Помню, Оэлен предупредил меня, что вернется не скоро. Он уехал вглубь материка по остаткам рыхлого осевшего снега. Там, где вчера пролетели его нарты, на следующий день уже темнел оттаявший мох и торопливо расцветали полярные цветы. По нашим следам стремительно шла весна. Со слов шамана я понял, что должен остаться наедине с глубокими древними страхами. Самый опасный из них – «волк с длинной пастью». Стоит лишь подумать о нем, и он неслышно подкрадывается и впивается в затылок зубами. Каждый хоть раз в жизни чувствовал за спиной его дыхание.

Я остался один без пищи, огня и укрытия. Только так человек может услышать голоса предков, только так его слышат в Верхней Тундре. На второй день на меня нашло какое-то помрачение. Мне показалось, что я олень, весенний бык-трехлеток, уже потерявший один тяжелый рог, и оттого мою голову все время клонило набок. Помню, я жадно принюхивался к ветру и прядал ноздрями. Больше всего меня интересовал сочный мох. Волны запахов обтекали меня: оттаявший ягель, гниющая рыба, нагретые камни, все источало сильный приманчивый запах. Желтое солнце пекло мою лохматую спину, и шерсть густо парила. Северные олени медлительны и степенны, но мой был молод и силен, он стучал рогом о камни и, чувствуя нестерпимый зуд на месте выпавшего рога, чесал голову обо все что ни попадя, он фыркал и разбрызгивал воду копытами, и мерил берег покачивающейся рысью. Я был помешанным гоном оленем карибу, несущим солнце в обломанных рогах. Но Оэлен говорил, человек, превратившийся в животное, лишь исполняет его танец. Во время танца человек берет силу животного и вспоминает о своем родстве. Человек не умеет так радоваться солнцу, как радуются и встречают его звери. Три дня все вокруг меня было живым, даже камни в моем шаманском узелке разговаривали, пели и сияли во тьме. Меня настигло краткое помешательство, вернее, откровение. Сорванные одежды мира больше не скрывали его нагую суть: все в мире было Свет! Отлитый в разные формы, похороненный в смертной материи, всегда оставался тем, что он есть, сохраняя свою божественную природу, подобно шаманскому камню.

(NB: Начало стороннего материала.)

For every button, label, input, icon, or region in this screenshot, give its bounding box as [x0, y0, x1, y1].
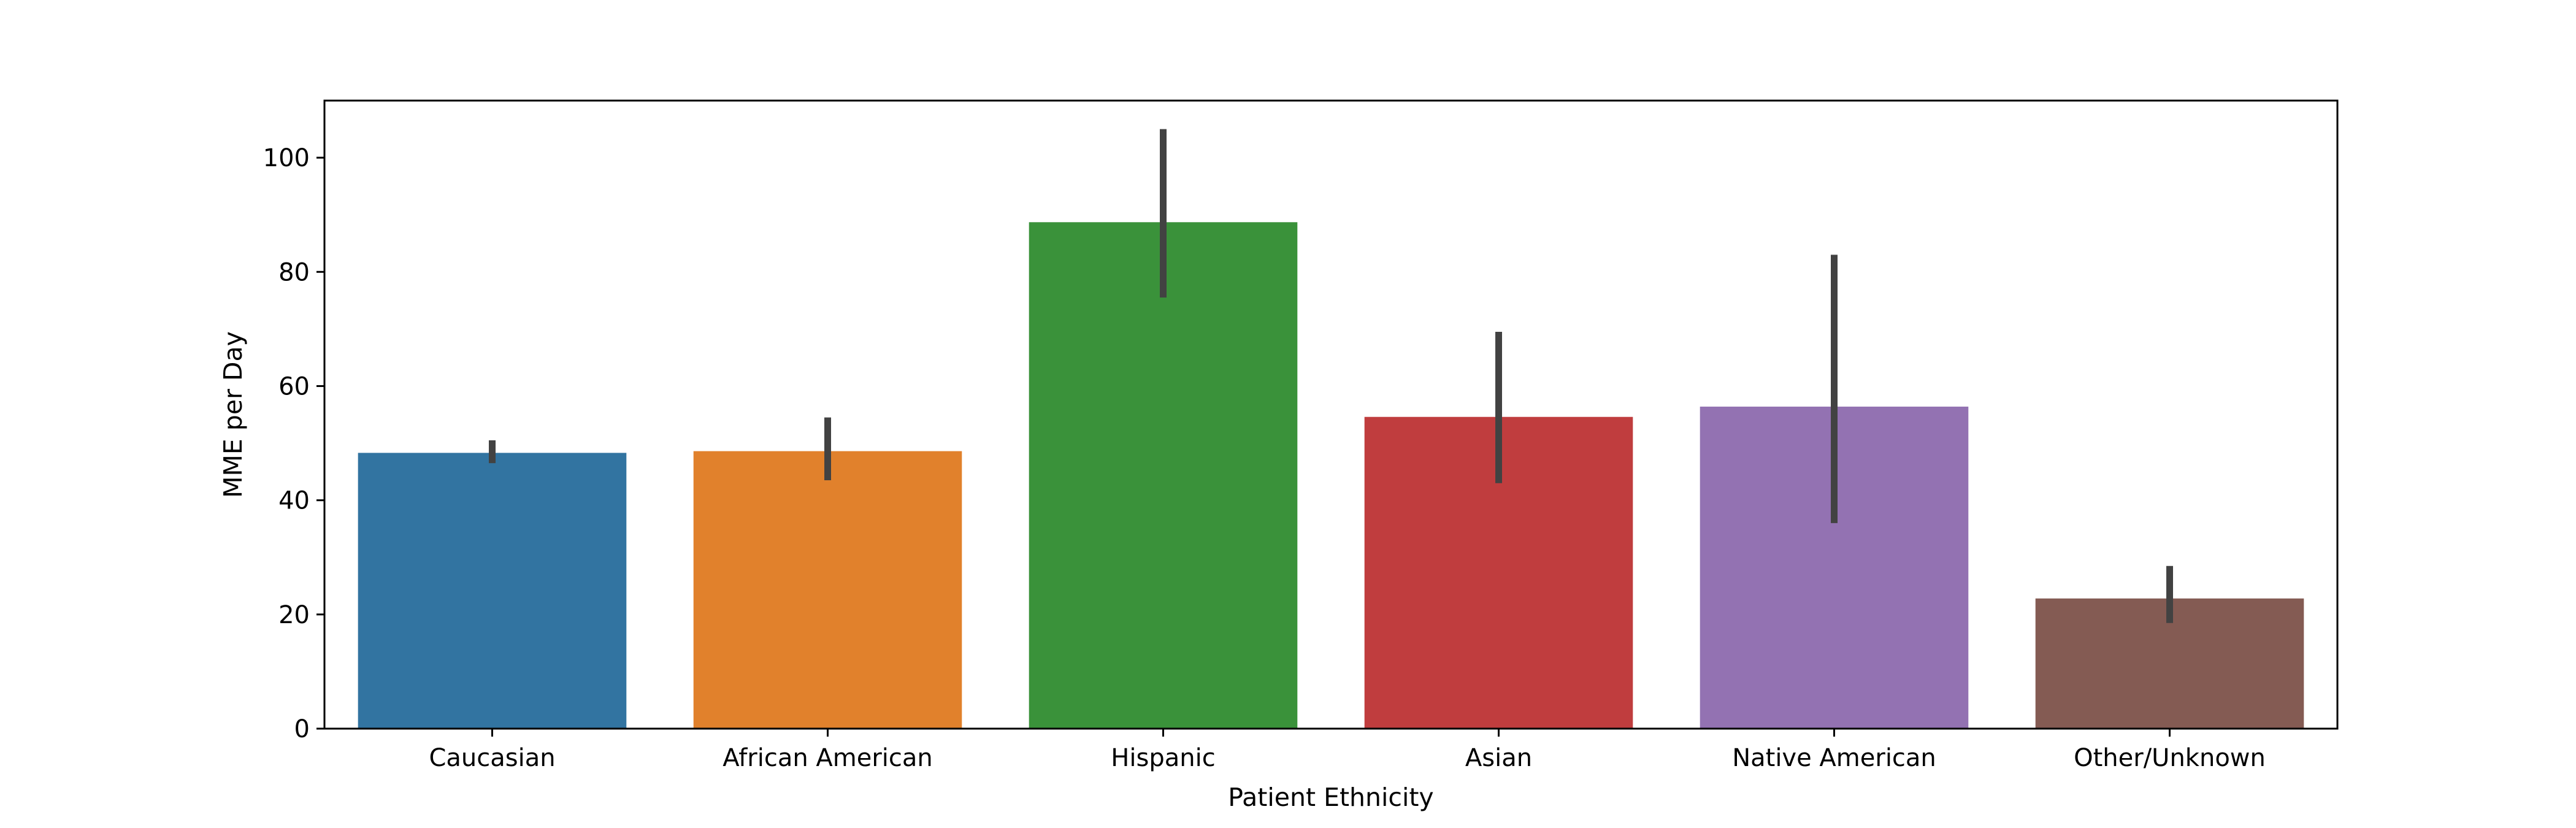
error-bars [489, 129, 2173, 623]
x-axis: Caucasian African American Hispanic Asian Na… [429, 729, 2266, 772]
y-axis-label: MME per Day [218, 331, 248, 498]
x-tick-label: Hispanic [1111, 744, 1215, 772]
x-tick-label: African American [723, 744, 933, 772]
x-axis-label: Patient Ethnicity [1228, 783, 1433, 812]
x-tick-label: Other/Unknown [2074, 744, 2266, 772]
bar-african-american [693, 451, 962, 729]
y-tick-label: 20 [278, 601, 310, 629]
y-tick-label: 60 [278, 372, 310, 401]
x-tick-label: Asian [1465, 744, 1532, 772]
y-tick-label: 0 [294, 715, 310, 743]
y-tick-label: 100 [263, 144, 310, 172]
bars [358, 222, 2304, 729]
y-tick-label: 40 [278, 487, 310, 515]
y-tick-label: 80 [278, 258, 310, 286]
plot-frame [323, 99, 2339, 730]
bar-caucasian [358, 453, 627, 729]
bar-hispanic [1029, 222, 1298, 729]
x-tick-label: Native American [1732, 744, 1936, 772]
y-axis: 0 20 40 60 80 100 [263, 144, 324, 743]
x-tick-label: Caucasian [429, 744, 555, 772]
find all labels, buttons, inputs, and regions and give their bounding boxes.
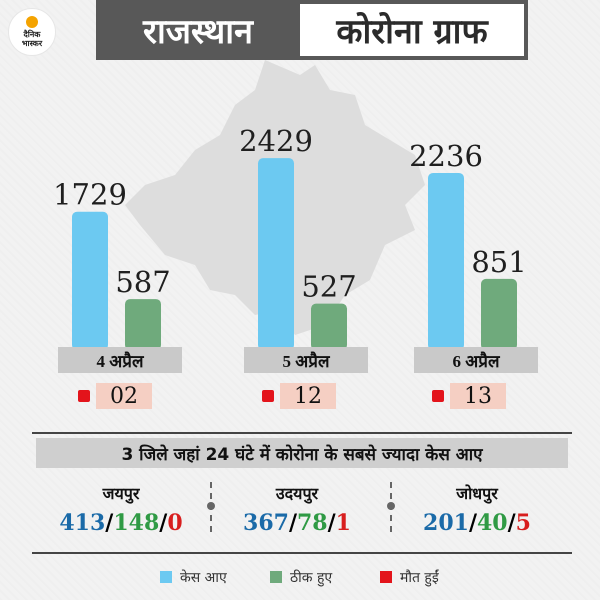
stat-separator: / [105,510,114,536]
district-stats: 367/78/1 [212,508,382,538]
district-cases: 413 [59,510,106,536]
district-deaths: 1 [335,510,351,536]
legend-item-cases: केस आए [160,566,227,588]
date-label-2: 5 अप्रैल [244,347,368,373]
title-topic: कोरोना ग्राफ [300,0,528,60]
cases-bar-2 [258,158,294,350]
deaths-value-3: 13 [450,383,506,409]
district-deaths: 5 [515,510,531,536]
district-stats: 201/40/5 [392,508,562,538]
dainik-bhaskar-logo: दैनिक भास्कर [8,8,56,56]
legend-label: केस आए [180,569,227,586]
district-name: जोधपुर [456,484,498,503]
district-recovered: 78 [297,510,328,536]
districts-heading: 3 जिले जहां 24 घंटे में कोरोना के सबसे ज… [36,438,568,468]
logo-text-line1: दैनिक [23,30,41,39]
legend-swatch [160,571,172,583]
deaths-value-2: 12 [280,383,336,409]
death-marker-icon [78,390,90,402]
recovered-value-label-3: 851 [471,245,526,279]
district-separator [387,482,395,532]
stat-separator: / [468,510,477,536]
stat-separator: / [288,510,297,536]
cases-bar-3 [428,172,464,350]
district-recovered: 148 [113,510,160,536]
recovered-bar-1 [125,299,161,350]
district-cases: 201 [423,510,469,536]
legend-swatch [270,571,282,583]
deaths-value-1: 02 [96,383,152,409]
district-recovered: 40 [477,510,508,536]
legend-item-deaths: मौत हुईं [380,566,439,588]
recovered-bar-2 [311,303,347,350]
section-divider [32,552,572,554]
title-state: राजस्थान [96,0,300,60]
legend-swatch [380,571,392,583]
recovered-value-label-2: 527 [301,270,356,304]
death-marker-icon [432,390,444,402]
bar-chart: 1729 2429 2236 587 527 851 [53,124,527,350]
stat-separator: / [507,510,516,536]
legend-label: ठीक हुए [290,569,333,586]
district-deaths: 0 [167,510,183,536]
death-marker-icon [262,390,274,402]
recovered-value-label-1: 587 [115,265,170,299]
district-name: जयपुर [102,484,140,503]
section-divider [32,432,572,434]
district-name: उदयपुर [275,484,319,503]
district-jodhpur: जोधपुर 201/40/5 [392,480,562,538]
district-cases: 367 [243,510,289,536]
legend-item-recovered: ठीक हुए [270,566,332,588]
district-separator [207,482,215,532]
stat-separator: / [327,510,336,536]
district-udaipur: उदयपुर 367/78/1 [212,480,382,538]
cases-value-label-1: 1729 [53,178,127,212]
logo-text-line2: भास्कर [21,39,43,48]
recovered-bar-3 [481,278,517,350]
district-stats: 413/148/0 [36,508,206,538]
date-label-1: 4 अप्रैल [58,347,182,373]
cases-value-label-3: 2236 [409,139,483,173]
cases-value-label-2: 2429 [239,124,313,158]
legend-label: मौत हुईं [400,569,439,586]
date-label-3: 6 अप्रैल [414,347,538,373]
cases-bar-1 [72,211,108,350]
stat-separator: / [159,510,168,536]
sun-icon [26,16,38,28]
district-jaipur: जयपुर 413/148/0 [36,480,206,538]
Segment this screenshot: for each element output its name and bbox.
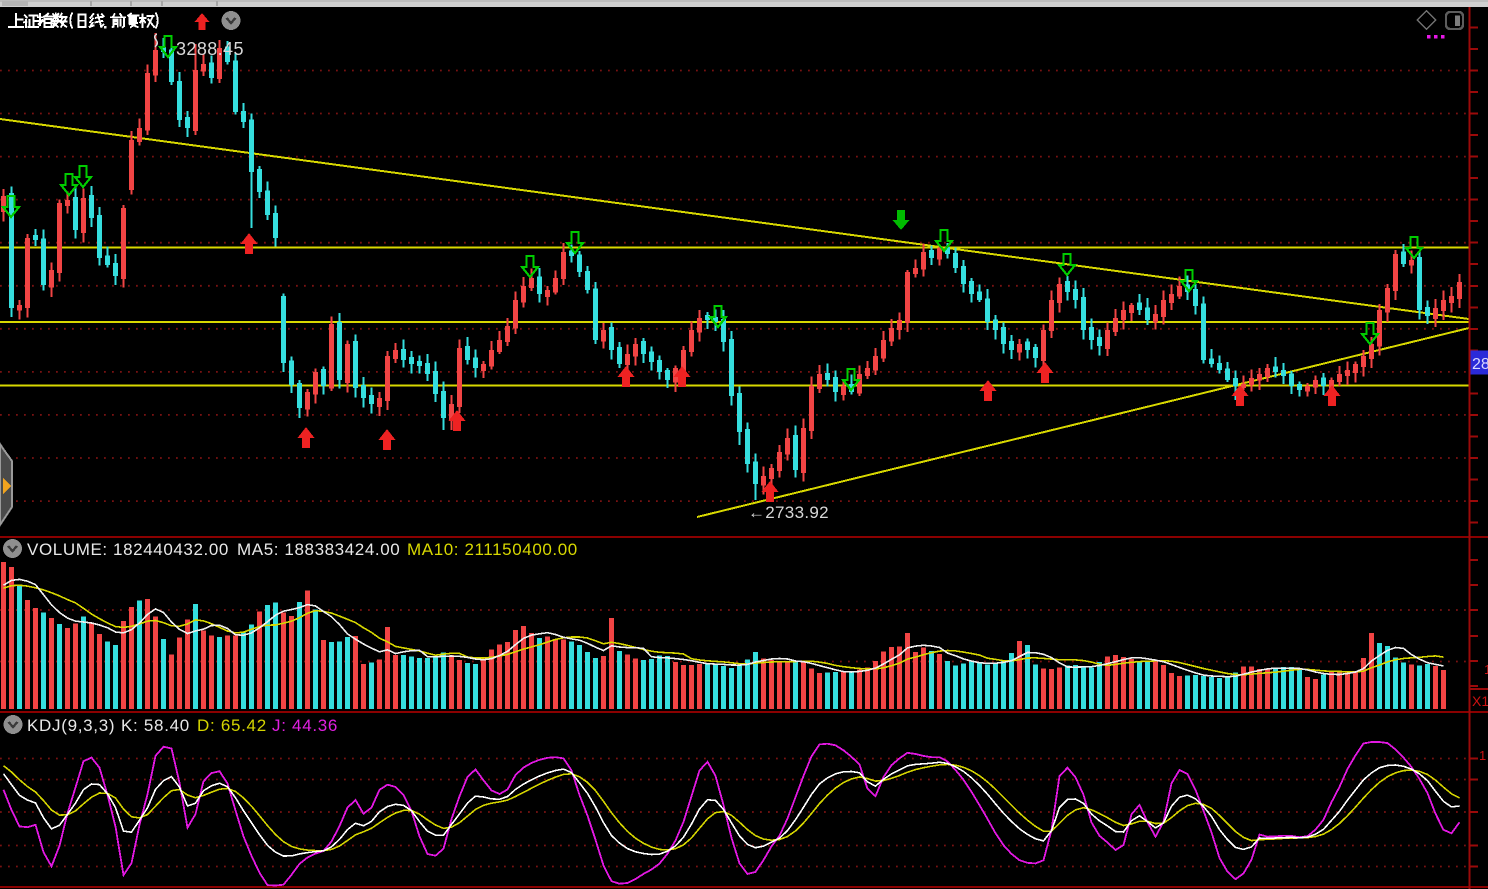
svg-text:X1: X1 xyxy=(1472,693,1488,709)
svg-text:28: 28 xyxy=(1472,356,1488,373)
svg-text:J: 44.36: J: 44.36 xyxy=(272,716,338,735)
svg-text:MA5: 188383424.00: MA5: 188383424.00 xyxy=(237,540,400,559)
svg-text:MA10: 211150400.00: MA10: 211150400.00 xyxy=(407,540,578,559)
svg-text:1: 1 xyxy=(1479,748,1486,763)
svg-text:KDJ(9,3,3): KDJ(9,3,3) xyxy=(27,716,115,735)
svg-text:1: 1 xyxy=(1484,662,1488,677)
svg-text:D: 65.42: D: 65.42 xyxy=(197,716,267,735)
svg-text:3288.45: 3288.45 xyxy=(176,39,244,59)
svg-text:←2733.92: ←2733.92 xyxy=(748,503,829,522)
svg-text:K: 58.40: K: 58.40 xyxy=(121,716,190,735)
svg-text:VOLUME: 182440432.00: VOLUME: 182440432.00 xyxy=(27,540,229,559)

Второе животное пришло глубокой ночью. В сердце полночи живут чудовища. Мне было страшно входить в огромного черного волкопса, но он уже выбрал меня по тайным знакам родства и явился на зов. Он бежал по ночной тундре в свете туманной багровой луны, и лапы его не касались земли. Все в нем было создано для убийства. Тяжелые челюсти, могучая шея с лохматым гребнем, лапы с когтями-серпами и маленькие, неподвижные глаза преследователя. Он стал мною, а я слился с ним, с бесшумным нарыском легких лап, с горячей раскрытой пастью и выгнутой вверх спиной.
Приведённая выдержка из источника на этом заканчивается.